As soon as you have children, you will need to start thinking about how you are going to start saving for their future education. As we all know, college is expensive and the cost of tuition is constantly rising, leaving graduates with a mountain of debt. The best thing you can do set up the funds for their future education which you can start doing today. Here, we are going to take you through exactly how you can start saving for your children’s education.
Open A Savings Account
Online bank accounts are the best way to start saving for your child’s education in the future. A savings account will allow you to put money away every month and keeping this money completely separate will ensure that you don’t accidentally spend it. Get into the habit of putting money away into this account every month and the earlier you start, the easier it will be to get these important funds together. Open this account shortly after having your child to start the process. To help you get started, have a look at the BB&T online bank accounts as they offer basic checking accounts that are simple to manage as well as an option that boasts many premium benefits.
529 College Plans
Alongside opening a savings account, there are many other additional ways in which you can start getting the money together for your child’s future education and one of these ways is the 529 college plan. This is similar to a Roth IRA as a 529 college savings plan will allow you, the parents, to invest after-tax money into diversified, low cost stock and bond funds. What’s great about this plan is that you can then withdraw the money tax-free for qualified education expenses. This offers you a massive tax advantage as once you use it to pay for the tuition expenses you won’t ever have to pay taxes on these funds.
Prepaid Tuition Plans
An alternative to the 529 savings plan is the prepaid tuitions plan. This plan allows parents who know their child will be attending an in-state public university to pay for tuition credits in advance and at a predetermined price. While this is good for the tax benefits and it won’t be subject to swings in the stock market, there are some limitations to this savings plan. For example, if the child does not go to an in-state school, while you will get a return on your money, you won’t get the full benefits of the plan.

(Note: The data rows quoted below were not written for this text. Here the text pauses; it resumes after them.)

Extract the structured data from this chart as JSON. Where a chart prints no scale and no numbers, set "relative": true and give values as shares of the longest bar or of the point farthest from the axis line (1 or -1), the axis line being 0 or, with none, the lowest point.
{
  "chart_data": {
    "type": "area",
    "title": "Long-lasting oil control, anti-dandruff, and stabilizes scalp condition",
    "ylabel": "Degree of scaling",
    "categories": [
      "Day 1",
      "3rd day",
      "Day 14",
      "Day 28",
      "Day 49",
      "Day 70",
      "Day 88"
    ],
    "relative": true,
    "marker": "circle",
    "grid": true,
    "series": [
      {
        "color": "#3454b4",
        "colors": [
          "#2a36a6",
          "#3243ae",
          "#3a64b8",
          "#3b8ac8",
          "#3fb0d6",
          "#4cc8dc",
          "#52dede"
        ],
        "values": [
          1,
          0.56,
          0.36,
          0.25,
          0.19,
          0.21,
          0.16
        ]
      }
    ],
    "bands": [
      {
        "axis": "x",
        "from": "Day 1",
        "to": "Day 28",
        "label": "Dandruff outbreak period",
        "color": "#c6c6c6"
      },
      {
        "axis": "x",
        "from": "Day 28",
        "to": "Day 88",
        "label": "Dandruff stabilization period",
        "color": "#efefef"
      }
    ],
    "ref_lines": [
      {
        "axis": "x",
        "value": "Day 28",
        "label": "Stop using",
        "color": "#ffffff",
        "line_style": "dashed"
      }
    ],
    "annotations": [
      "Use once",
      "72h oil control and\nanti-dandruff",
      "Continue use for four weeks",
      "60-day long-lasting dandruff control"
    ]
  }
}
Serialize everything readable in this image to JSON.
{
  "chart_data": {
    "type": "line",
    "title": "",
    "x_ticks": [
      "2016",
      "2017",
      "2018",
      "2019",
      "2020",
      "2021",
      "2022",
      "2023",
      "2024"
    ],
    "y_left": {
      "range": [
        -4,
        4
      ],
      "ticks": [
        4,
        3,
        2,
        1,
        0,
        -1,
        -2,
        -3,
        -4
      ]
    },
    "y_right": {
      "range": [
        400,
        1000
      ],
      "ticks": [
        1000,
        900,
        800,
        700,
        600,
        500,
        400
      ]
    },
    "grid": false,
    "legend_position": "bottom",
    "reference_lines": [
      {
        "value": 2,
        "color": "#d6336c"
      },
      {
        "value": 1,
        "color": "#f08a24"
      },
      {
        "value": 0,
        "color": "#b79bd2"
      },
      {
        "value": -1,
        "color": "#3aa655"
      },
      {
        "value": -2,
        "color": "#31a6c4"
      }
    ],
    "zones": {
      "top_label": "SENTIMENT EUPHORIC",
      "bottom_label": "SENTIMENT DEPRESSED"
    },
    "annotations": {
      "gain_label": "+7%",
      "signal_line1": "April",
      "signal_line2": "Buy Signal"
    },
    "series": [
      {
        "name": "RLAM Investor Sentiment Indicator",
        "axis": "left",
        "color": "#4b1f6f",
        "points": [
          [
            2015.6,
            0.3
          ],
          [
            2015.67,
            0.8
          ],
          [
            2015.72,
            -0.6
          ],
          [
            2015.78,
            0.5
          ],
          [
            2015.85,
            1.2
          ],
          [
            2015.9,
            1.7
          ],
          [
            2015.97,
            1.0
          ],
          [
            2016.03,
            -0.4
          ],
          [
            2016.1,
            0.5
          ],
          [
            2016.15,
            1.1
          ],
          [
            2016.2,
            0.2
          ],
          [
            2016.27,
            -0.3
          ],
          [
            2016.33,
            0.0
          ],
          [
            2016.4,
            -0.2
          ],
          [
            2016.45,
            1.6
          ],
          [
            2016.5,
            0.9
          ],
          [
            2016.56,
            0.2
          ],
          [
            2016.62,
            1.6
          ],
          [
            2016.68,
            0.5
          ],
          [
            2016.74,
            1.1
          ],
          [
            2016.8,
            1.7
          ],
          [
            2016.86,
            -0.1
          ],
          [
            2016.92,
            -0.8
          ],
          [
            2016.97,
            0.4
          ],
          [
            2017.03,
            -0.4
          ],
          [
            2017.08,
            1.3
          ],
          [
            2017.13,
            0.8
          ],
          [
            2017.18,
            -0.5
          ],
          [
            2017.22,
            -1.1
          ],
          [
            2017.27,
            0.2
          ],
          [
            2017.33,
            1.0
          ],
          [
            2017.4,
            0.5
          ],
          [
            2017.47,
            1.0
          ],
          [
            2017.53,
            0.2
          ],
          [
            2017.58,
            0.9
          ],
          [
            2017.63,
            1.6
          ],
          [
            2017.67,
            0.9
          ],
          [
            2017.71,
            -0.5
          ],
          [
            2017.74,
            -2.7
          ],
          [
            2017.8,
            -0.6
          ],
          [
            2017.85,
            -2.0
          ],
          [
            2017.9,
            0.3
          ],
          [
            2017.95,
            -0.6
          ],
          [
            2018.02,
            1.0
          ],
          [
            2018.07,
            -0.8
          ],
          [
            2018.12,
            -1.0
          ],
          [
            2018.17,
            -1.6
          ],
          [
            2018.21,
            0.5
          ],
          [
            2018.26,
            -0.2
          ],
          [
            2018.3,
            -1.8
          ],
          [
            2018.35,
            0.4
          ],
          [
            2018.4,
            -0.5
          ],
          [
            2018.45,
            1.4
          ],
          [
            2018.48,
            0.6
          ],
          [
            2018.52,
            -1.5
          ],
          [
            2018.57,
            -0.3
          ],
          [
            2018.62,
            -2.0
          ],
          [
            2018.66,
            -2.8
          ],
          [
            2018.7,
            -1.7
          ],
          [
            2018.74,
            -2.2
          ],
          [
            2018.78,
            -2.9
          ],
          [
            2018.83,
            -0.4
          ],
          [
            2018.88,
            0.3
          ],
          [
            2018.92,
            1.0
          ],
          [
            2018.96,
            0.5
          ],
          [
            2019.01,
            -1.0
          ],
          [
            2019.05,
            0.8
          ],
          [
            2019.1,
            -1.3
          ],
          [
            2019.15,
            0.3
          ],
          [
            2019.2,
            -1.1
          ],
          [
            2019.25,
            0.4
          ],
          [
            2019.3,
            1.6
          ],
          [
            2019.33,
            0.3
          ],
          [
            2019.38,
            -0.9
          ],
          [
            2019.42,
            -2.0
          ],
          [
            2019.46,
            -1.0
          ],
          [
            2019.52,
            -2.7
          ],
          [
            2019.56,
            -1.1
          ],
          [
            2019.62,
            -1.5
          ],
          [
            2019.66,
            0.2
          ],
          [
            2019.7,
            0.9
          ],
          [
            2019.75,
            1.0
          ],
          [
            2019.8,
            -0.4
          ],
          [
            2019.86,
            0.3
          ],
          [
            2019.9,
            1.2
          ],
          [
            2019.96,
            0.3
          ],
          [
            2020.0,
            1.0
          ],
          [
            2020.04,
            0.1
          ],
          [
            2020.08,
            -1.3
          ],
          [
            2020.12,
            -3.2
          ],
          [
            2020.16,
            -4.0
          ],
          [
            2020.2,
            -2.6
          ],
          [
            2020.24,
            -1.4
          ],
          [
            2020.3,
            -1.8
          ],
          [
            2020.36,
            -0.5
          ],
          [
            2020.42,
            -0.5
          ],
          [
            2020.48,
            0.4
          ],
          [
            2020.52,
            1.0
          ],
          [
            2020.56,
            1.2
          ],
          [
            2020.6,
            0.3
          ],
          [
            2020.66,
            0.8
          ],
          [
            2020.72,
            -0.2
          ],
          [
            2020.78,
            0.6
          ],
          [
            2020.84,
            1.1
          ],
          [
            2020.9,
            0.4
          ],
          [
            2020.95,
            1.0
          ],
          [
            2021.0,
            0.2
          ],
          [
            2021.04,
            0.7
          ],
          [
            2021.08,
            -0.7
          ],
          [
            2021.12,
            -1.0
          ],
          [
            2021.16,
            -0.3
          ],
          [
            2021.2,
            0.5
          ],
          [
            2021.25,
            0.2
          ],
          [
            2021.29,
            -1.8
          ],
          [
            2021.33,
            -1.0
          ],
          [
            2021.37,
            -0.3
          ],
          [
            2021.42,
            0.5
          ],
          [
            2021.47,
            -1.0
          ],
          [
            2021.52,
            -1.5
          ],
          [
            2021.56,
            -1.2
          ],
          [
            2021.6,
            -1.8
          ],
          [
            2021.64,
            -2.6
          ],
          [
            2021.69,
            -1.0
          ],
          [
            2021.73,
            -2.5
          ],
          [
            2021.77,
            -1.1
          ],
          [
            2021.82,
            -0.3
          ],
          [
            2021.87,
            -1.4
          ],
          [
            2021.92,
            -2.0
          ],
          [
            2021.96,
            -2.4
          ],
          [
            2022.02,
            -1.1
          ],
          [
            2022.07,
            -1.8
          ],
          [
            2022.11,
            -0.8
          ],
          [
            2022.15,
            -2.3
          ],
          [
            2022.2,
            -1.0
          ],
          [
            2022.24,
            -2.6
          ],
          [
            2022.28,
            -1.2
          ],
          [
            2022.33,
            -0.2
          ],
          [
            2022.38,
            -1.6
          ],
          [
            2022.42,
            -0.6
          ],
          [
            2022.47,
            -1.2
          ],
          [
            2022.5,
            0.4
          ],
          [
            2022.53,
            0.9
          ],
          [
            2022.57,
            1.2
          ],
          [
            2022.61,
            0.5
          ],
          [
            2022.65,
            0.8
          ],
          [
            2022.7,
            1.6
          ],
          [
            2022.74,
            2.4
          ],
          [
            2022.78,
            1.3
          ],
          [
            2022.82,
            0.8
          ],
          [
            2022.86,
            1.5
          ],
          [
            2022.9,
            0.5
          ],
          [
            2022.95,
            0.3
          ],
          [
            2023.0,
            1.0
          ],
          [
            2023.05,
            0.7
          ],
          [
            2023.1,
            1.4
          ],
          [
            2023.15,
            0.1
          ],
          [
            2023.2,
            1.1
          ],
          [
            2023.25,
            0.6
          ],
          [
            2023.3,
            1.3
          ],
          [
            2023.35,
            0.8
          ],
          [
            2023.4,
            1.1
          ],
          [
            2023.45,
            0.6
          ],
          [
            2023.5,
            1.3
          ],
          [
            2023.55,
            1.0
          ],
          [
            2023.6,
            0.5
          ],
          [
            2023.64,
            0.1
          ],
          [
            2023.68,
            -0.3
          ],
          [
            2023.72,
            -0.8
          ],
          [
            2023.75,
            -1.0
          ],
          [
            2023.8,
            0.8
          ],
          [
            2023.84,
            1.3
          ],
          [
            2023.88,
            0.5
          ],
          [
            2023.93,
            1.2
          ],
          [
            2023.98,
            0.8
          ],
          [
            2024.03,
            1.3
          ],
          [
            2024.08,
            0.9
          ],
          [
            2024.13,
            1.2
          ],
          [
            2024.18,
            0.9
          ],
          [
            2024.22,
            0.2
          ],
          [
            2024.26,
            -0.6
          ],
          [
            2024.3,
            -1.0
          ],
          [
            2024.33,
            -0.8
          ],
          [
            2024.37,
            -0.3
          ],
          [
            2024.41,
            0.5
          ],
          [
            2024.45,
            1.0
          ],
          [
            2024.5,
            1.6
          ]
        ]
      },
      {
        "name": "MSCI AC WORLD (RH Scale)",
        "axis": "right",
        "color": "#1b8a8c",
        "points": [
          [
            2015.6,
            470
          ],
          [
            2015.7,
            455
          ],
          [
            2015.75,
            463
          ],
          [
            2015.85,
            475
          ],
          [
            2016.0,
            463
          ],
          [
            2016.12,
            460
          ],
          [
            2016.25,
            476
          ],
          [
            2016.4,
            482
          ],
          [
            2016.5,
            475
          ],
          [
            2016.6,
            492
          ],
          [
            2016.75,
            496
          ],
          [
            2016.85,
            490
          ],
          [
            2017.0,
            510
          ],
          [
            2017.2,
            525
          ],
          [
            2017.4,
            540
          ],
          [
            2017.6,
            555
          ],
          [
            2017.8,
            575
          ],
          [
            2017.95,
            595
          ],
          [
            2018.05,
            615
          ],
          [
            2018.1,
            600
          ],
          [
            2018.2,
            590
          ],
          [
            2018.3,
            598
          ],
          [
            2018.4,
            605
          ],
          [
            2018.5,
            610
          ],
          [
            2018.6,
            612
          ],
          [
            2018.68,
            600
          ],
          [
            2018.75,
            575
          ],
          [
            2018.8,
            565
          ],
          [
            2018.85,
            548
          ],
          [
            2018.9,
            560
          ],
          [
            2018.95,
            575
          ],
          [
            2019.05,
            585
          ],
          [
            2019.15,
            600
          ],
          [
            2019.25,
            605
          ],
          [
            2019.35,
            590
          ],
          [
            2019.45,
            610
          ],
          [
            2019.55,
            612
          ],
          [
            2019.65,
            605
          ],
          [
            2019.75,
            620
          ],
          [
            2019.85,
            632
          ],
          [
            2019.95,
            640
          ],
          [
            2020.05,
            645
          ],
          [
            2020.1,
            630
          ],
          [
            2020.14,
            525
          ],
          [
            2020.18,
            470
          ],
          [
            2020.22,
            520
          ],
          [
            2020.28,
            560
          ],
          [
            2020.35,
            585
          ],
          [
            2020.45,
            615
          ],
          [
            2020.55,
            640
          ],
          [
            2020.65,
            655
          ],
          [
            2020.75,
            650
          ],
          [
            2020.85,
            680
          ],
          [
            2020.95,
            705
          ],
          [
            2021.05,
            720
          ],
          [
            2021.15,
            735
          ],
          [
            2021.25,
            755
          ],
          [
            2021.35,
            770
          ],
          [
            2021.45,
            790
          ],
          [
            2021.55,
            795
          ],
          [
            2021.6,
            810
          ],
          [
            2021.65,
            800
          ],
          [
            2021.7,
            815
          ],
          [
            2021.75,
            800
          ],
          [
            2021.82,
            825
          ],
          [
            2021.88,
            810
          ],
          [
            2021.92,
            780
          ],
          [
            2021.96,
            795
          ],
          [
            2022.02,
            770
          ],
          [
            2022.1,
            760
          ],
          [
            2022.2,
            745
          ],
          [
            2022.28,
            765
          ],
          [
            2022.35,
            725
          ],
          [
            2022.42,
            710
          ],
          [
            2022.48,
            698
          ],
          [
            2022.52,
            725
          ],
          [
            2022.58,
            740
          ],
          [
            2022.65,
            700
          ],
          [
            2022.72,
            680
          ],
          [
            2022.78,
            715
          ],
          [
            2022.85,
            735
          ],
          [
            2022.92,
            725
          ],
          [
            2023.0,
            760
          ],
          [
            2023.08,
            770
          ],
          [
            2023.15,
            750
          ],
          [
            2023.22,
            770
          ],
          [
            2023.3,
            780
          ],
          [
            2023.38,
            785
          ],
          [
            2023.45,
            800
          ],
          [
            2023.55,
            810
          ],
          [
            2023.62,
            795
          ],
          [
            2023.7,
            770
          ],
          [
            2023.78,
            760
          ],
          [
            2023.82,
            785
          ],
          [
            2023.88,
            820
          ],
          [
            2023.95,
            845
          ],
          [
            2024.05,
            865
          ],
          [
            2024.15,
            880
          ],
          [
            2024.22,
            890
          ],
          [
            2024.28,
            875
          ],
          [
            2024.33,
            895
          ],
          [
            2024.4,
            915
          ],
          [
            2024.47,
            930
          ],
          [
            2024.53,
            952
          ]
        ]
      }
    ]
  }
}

Finally, the last way in which you can prepare to start saving for your child’s education is to open a Roth IRA in their name once they start to earn an income. Restrictions on this mean that withdrawals will keep investors from taking earnings out penalty free.
Like all investments, the earlier you start to save, the more time your money will have to grow. This should give you the motivation that you need to start saving now if you have not already done so, so you can give your child the very best education in later life without having to worry about the financial implications of doing so.